Everything you need to know about vitamin D: functions, optimal levels and how to obtain it.

3 minutos de lectura · 08 Apr 2024

Vitamin D, known as "the sunshine vitamin," actually acts as a hormone and plays a key role in the body's health and well-being. In this article, we will explore in depth its importance, functions, optimal levels, sources and strategies to ensure adequate intake.
What is vitamin D?
Vitamin D is unique among vitamins in that our body can synthesize it in the skin through exposure to sunlight. Once produced or consumed in the diet, it is converted to an active form of vitamin D in the liver and kidneys, performing a myriad of functions in the body.
Functions of vitamin D
Vitamin D is known for its involvement in bone metabolism and bone health, facilitating the absorption of calcium and phosphorus. Other functions attributed to vitamin D are its involvement in the regulation of the immune system, modulation of inflammation and protection against cardiovascular disease, among others.
Optimal vitamin D levels
Optimal vitamin D blood levels have been the subject of debate in the scientific community. However, most health organizations agree that levels above 30 ng/ml are adequate for bone health. However, to maximize its benefits in other aspects of health, such as immunity and chronic disease prevention, some experts suggest maintaining levels above 50 ng/ml.

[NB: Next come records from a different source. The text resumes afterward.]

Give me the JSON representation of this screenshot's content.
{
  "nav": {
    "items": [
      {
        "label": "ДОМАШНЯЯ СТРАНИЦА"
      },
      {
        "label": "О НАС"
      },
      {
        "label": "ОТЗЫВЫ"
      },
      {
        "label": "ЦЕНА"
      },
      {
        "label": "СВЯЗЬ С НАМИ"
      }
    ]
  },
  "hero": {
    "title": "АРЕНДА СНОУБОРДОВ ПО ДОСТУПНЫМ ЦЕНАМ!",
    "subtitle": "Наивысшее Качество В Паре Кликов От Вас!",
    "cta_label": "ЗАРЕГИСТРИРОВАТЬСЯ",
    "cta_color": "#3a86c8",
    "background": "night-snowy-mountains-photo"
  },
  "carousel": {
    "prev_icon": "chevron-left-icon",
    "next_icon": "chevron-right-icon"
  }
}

Consequences of low vitamin D levels
If vitamin D levels are below 20 ng/dl we would be talking about a deficit, while values between 20-30 ng/ml would be considered insufficiency.

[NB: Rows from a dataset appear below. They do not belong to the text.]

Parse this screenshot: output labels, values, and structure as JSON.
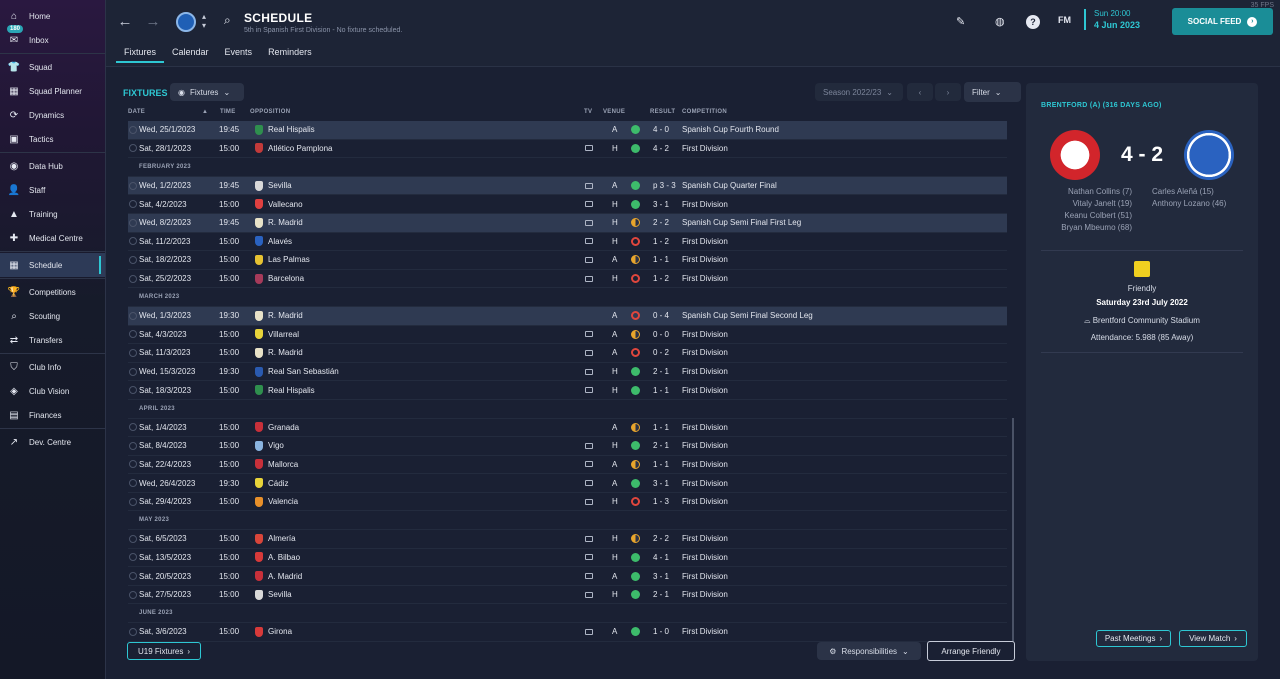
{
  "fps": "35 FPS",
  "sidebar": {
    "inbox_badge": "180",
    "items": [
      {
        "label": "Home",
        "icon": "home-icon",
        "glyph": "⌂"
      },
      {
        "label": "Inbox",
        "icon": "inbox-icon",
        "glyph": "✉"
      },
      {
        "label": "Squad",
        "icon": "shirt-icon",
        "glyph": "👕"
      },
      {
        "label": "Squad Planner",
        "icon": "planner-icon",
        "glyph": "▦"
      },
      {
        "label": "Dynamics",
        "icon": "dynamics-icon",
        "glyph": "⟳"
      },
      {
        "label": "Tactics",
        "icon": "tactics-icon",
        "glyph": "▣"
      },
      {
        "label": "Data Hub",
        "icon": "data-hub-icon",
        "glyph": "◉"
      },
      {
        "label": "Staff",
        "icon": "staff-icon",
        "glyph": "👤"
      },
      {
        "label": "Training",
        "icon": "training-icon",
        "glyph": "▲"
      },
      {
        "label": "Medical Centre",
        "icon": "medical-icon",
        "glyph": "✚"
      },
      {
        "label": "Schedule",
        "icon": "calendar-icon",
        "glyph": "▦"
      },
      {
        "label": "Competitions",
        "icon": "trophy-icon",
        "glyph": "🏆"
      },
      {
        "label": "Scouting",
        "icon": "scouting-icon",
        "glyph": "⌕"
      },
      {
        "label": "Transfers",
        "icon": "transfers-icon",
        "glyph": "⇄"
      },
      {
        "label": "Club Info",
        "icon": "shield-icon",
        "glyph": "⛉"
      },
      {
        "label": "Club Vision",
        "icon": "vision-icon",
        "glyph": "◈"
      },
      {
        "label": "Finances",
        "icon": "finances-icon",
        "glyph": "▤"
      },
      {
        "label": "Dev. Centre",
        "icon": "dev-centre-icon",
        "glyph": "↗"
      }
    ]
  },
  "header": {
    "title": "SCHEDULE",
    "subtitle": "5th in Spanish First Division - No fixture scheduled.",
    "tabs": [
      "Fixtures",
      "Calendar",
      "Events",
      "Reminders"
    ],
    "date_time": "Sun 20:00",
    "date": "4 Jun 2023",
    "social_feed": "SOCIAL FEED",
    "fm_label": "FM"
  },
  "fixtures": {
    "section_title": "FIXTURES",
    "view_selector": "Fixtures",
    "season": "Season 2022/23",
    "filter": "Filter",
    "columns": {
      "date": "DATE",
      "time": "TIME",
      "opposition": "OPPOSITION",
      "tv": "TV",
      "venue": "VENUE",
      "result": "RESULT",
      "competition": "COMPETITION"
    },
    "groups": [
      {
        "month": "",
        "rows": [
          {
            "date": "Wed, 25/1/2023",
            "time": "19:45",
            "opp": "Real Hispalis",
            "crest": "#2f8f4e",
            "tv": false,
            "venue": "A",
            "outcome": "w",
            "res": "4 - 0",
            "comp": "Spanish Cup Fourth Round",
            "hl": true
          },
          {
            "date": "Sat, 28/1/2023",
            "time": "15:00",
            "opp": "Atlético Pamplona",
            "crest": "#c23a3a",
            "tv": true,
            "venue": "H",
            "outcome": "w",
            "res": "4 - 2",
            "comp": "First Division",
            "hl": false
          }
        ]
      },
      {
        "month": "FEBRUARY 2023",
        "rows": [
          {
            "date": "Wed, 1/2/2023",
            "time": "19:45",
            "opp": "Sevilla",
            "crest": "#d9d9d9",
            "tv": true,
            "venue": "A",
            "outcome": "w",
            "res": "p 3 - 3",
            "comp": "Spanish Cup Quarter Final",
            "hl": true
          },
          {
            "date": "Sat, 4/2/2023",
            "time": "15:00",
            "opp": "Vallecano",
            "crest": "#e04040",
            "tv": true,
            "venue": "H",
            "outcome": "w",
            "res": "3 - 1",
            "comp": "First Division",
            "hl": false
          },
          {
            "date": "Wed, 8/2/2023",
            "time": "19:45",
            "opp": "R. Madrid",
            "crest": "#e8e2c8",
            "tv": true,
            "venue": "H",
            "outcome": "d",
            "res": "2 - 2",
            "comp": "Spanish Cup Semi Final First Leg",
            "hl": true
          },
          {
            "date": "Sat, 11/2/2023",
            "time": "15:00",
            "opp": "Alavés",
            "crest": "#2a62c0",
            "tv": true,
            "venue": "H",
            "outcome": "l",
            "res": "1 - 2",
            "comp": "First Division",
            "hl": false
          },
          {
            "date": "Sat, 18/2/2023",
            "time": "15:00",
            "opp": "Las Palmas",
            "crest": "#e6c232",
            "tv": true,
            "venue": "A",
            "outcome": "d",
            "res": "1 - 1",
            "comp": "First Division",
            "hl": false
          },
          {
            "date": "Sat, 25/2/2023",
            "time": "15:00",
            "opp": "Barcelona",
            "crest": "#a63a5a",
            "tv": true,
            "venue": "H",
            "outcome": "l",
            "res": "1 - 2",
            "comp": "First Division",
            "hl": false
          }
        ]
      },
      {
        "month": "MARCH 2023",
        "rows": [
          {
            "date": "Wed, 1/3/2023",
            "time": "19:30",
            "opp": "R. Madrid",
            "crest": "#e8e2c8",
            "tv": false,
            "venue": "A",
            "outcome": "l",
            "res": "0 - 4",
            "comp": "Spanish Cup Semi Final Second Leg",
            "hl": true
          },
          {
            "date": "Sat, 4/3/2023",
            "time": "15:00",
            "opp": "Villarreal",
            "crest": "#e8d43a",
            "tv": true,
            "venue": "A",
            "outcome": "d",
            "res": "0 - 0",
            "comp": "First Division",
            "hl": false
          },
          {
            "date": "Sat, 11/3/2023",
            "time": "15:00",
            "opp": "R. Madrid",
            "crest": "#e8e2c8",
            "tv": true,
            "venue": "A",
            "outcome": "l",
            "res": "0 - 2",
            "comp": "First Division",
            "hl": false
          },
          {
            "date": "Wed, 15/3/2023",
            "time": "19:30",
            "opp": "Real San Sebastián",
            "crest": "#2a5ab0",
            "tv": true,
            "venue": "H",
            "outcome": "w",
            "res": "2 - 1",
            "comp": "First Division",
            "hl": false
          },
          {
            "date": "Sat, 18/3/2023",
            "time": "15:00",
            "opp": "Real Hispalis",
            "crest": "#2f8f4e",
            "tv": true,
            "venue": "H",
            "outcome": "w",
            "res": "1 - 1",
            "comp": "First Division",
            "hl": false
          }
        ]
      },
      {
        "month": "APRIL 2023",
        "rows": [
          {
            "date": "Sat, 1/4/2023",
            "time": "15:00",
            "opp": "Granada",
            "crest": "#c8303a",
            "tv": false,
            "venue": "A",
            "outcome": "d",
            "res": "1 - 1",
            "comp": "First Division",
            "hl": false
          },
          {
            "date": "Sat, 8/4/2023",
            "time": "15:00",
            "opp": "Vigo",
            "crest": "#8ab4e0",
            "tv": true,
            "venue": "H",
            "outcome": "w",
            "res": "2 - 1",
            "comp": "First Division",
            "hl": false
          },
          {
            "date": "Sat, 22/4/2023",
            "time": "15:00",
            "opp": "Mallorca",
            "crest": "#c8303a",
            "tv": true,
            "venue": "A",
            "outcome": "d",
            "res": "1 - 1",
            "comp": "First Division",
            "hl": false
          },
          {
            "date": "Wed, 26/4/2023",
            "time": "19:30",
            "opp": "Cádiz",
            "crest": "#e8d43a",
            "tv": true,
            "venue": "A",
            "outcome": "w",
            "res": "3 - 1",
            "comp": "First Division",
            "hl": false
          },
          {
            "date": "Sat, 29/4/2023",
            "time": "15:00",
            "opp": "Valencia",
            "crest": "#e8902a",
            "tv": true,
            "venue": "H",
            "outcome": "l",
            "res": "1 - 3",
            "comp": "First Division",
            "hl": false
          }
        ]
      },
      {
        "month": "MAY 2023",
        "rows": [
          {
            "date": "Sat, 6/5/2023",
            "time": "15:00",
            "opp": "Almería",
            "crest": "#d8453a",
            "tv": true,
            "venue": "H",
            "outcome": "d",
            "res": "2 - 2",
            "comp": "First Division",
            "hl": false
          },
          {
            "date": "Sat, 13/5/2023",
            "time": "15:00",
            "opp": "A. Bilbao",
            "crest": "#d83a3a",
            "tv": true,
            "venue": "H",
            "outcome": "w",
            "res": "4 - 1",
            "comp": "First Division",
            "hl": false
          },
          {
            "date": "Sat, 20/5/2023",
            "time": "15:00",
            "opp": "A. Madrid",
            "crest": "#c8303a",
            "tv": true,
            "venue": "A",
            "outcome": "w",
            "res": "3 - 1",
            "comp": "First Division",
            "hl": false
          },
          {
            "date": "Sat, 27/5/2023",
            "time": "15:00",
            "opp": "Sevilla",
            "crest": "#d9d9d9",
            "tv": true,
            "venue": "H",
            "outcome": "w",
            "res": "2 - 1",
            "comp": "First Division",
            "hl": false
          }
        ]
      },
      {
        "month": "JUNE 2023",
        "rows": [
          {
            "date": "Sat, 3/6/2023",
            "time": "15:00",
            "opp": "Girona",
            "crest": "#d83a3a",
            "tv": true,
            "venue": "A",
            "outcome": "w",
            "res": "1 - 0",
            "comp": "First Division",
            "hl": false
          }
        ]
      }
    ],
    "u19_button": "U19 Fixtures",
    "responsibilities": "Responsibilities",
    "arrange_friendly": "Arrange Friendly"
  },
  "match_panel": {
    "title": "BRENTFORD (A) (316 DAYS AGO)",
    "score": "4 - 2",
    "home_scorers": [
      "Nathan Collins (7)",
      "Vitaly Janelt (19)",
      "Keanu Colbert (51)",
      "Bryan Mbeumo (68)"
    ],
    "away_scorers": [
      "Carles Aleñá (15)",
      "Anthony Lozano (46)"
    ],
    "competition": "Friendly",
    "match_date": "Saturday 23rd July 2022",
    "stadium": "Brentford Community Stadium",
    "attendance": "Attendance: 5.988 (85 Away)",
    "past_meetings": "Past Meetings",
    "view_match": "View Match"
  },
  "colors": {
    "accent": "#2ec7d3",
    "win": "#3dbb6b",
    "loss": "#e0463d",
    "draw": "#e8a52c"
  }
}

Low vitamin D levels can be associated with fatigue, feeling tired throughout the day, as well as muscle and joint pain. If levels remain low over the long term, bone health, immune system function may be compromised and there is an increased risk of developing diseases such as type 2 diabetes or high blood pressure.
Sources of vitamin D: how to obtain it
In addition to sun exposure, it is possible to obtain vitamin D through diet. Fatty fish such as salmon, tuna and mackerel are excellent sources of vitamin D. Fortified foods, such as some dairy products, can also provide a significant amount of vitamin D in the diet.

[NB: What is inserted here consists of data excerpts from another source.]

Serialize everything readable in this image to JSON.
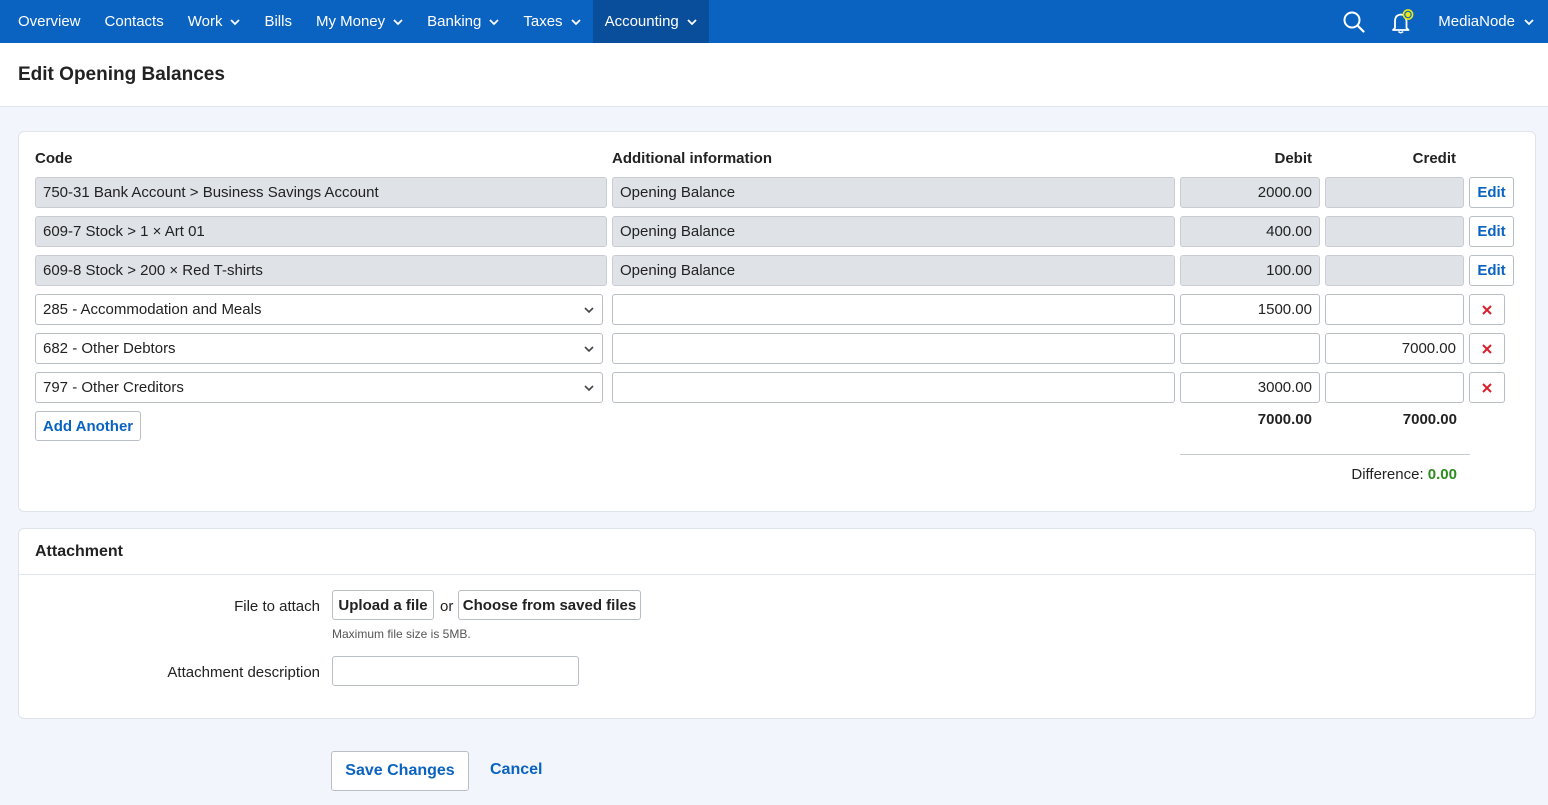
{
  "nav": {
    "items": [
      {
        "label": "Overview",
        "has_menu": false
      },
      {
        "label": "Contacts",
        "has_menu": false
      },
      {
        "label": "Work",
        "has_menu": true
      },
      {
        "label": "Bills",
        "has_menu": false
      },
      {
        "label": "My Money",
        "has_menu": true
      },
      {
        "label": "Banking",
        "has_menu": true
      },
      {
        "label": "Taxes",
        "has_menu": true
      },
      {
        "label": "Accounting",
        "has_menu": true,
        "active": true
      }
    ],
    "user": "MediaNode",
    "icons": [
      "search-icon",
      "bell-icon"
    ]
  },
  "page": {
    "title": "Edit Opening Balances"
  },
  "table": {
    "headers": {
      "code": "Code",
      "info": "Additional information",
      "debit": "Debit",
      "credit": "Credit"
    },
    "readonly_rows": [
      {
        "code": "750-31 Bank Account  >  Business Savings Account",
        "info": "Opening Balance",
        "debit": "2000.00",
        "credit": "",
        "action": "Edit"
      },
      {
        "code": "609-7 Stock  >  1 × Art 01",
        "info": "Opening Balance",
        "debit": "400.00",
        "credit": "",
        "action": "Edit"
      },
      {
        "code": "609-8 Stock  >  200 × Red T-shirts",
        "info": "Opening Balance",
        "debit": "100.00",
        "credit": "",
        "action": "Edit"
      }
    ],
    "editable_rows": [
      {
        "code": "285 - Accommodation and Meals",
        "info": "",
        "debit": "1500.00",
        "credit": ""
      },
      {
        "code": "682 - Other Debtors",
        "info": "",
        "debit": "",
        "credit": "7000.00"
      },
      {
        "code": "797 - Other Creditors",
        "info": "",
        "debit": "3000.00",
        "credit": ""
      }
    ],
    "add_label": "Add Another",
    "total_debit": "7000.00",
    "total_credit": "7000.00",
    "difference_label": "Difference:",
    "difference_value": "0.00"
  },
  "attachment": {
    "title": "Attachment",
    "file_label": "File to attach",
    "upload_label": "Upload a file",
    "or_label": "or",
    "choose_label": "Choose from saved files",
    "hint": "Maximum file size is 5MB.",
    "desc_label": "Attachment description",
    "desc_value": ""
  },
  "actions": {
    "save": "Save Changes",
    "cancel": "Cancel"
  },
  "colors": {
    "nav_bg": "#0b63c1",
    "nav_active": "#084e9a",
    "link": "#0b63c1",
    "success": "#2e8b1e",
    "danger": "#d8202a",
    "bell_dot": "#e8e81a"
  }
}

However, the amount of vitamin D in natural foods is limited, so sun exposure remains the main source of this nutrient. Daily exposure to the sun, about 20 minutes, on the face, décolleté and arms, without sunscreen, is recommended to contribute to the maintenance of optimal vitamin D levels.
Supplementation considerations
Vitamin D supplementation may be necessary to maintain adequate levels, especially in people with little sun exposure, such as those who live in high latitudes or spend most of their time indoors. However, it is important to consult a health professional to determine the proper dosage.
Conclusions
Vitamin D is an essential nutrient for overall health and well-being. Maximizing vitamin D levels through safe sun exposure, adequate intake of vitamin D-rich foods and, when necessary, supplementation under the supervision of a health professional can have significant benefits for bone, immune and cardiovascular health. Maintaining optimal vitamin D levels is a key strategy for healthy living.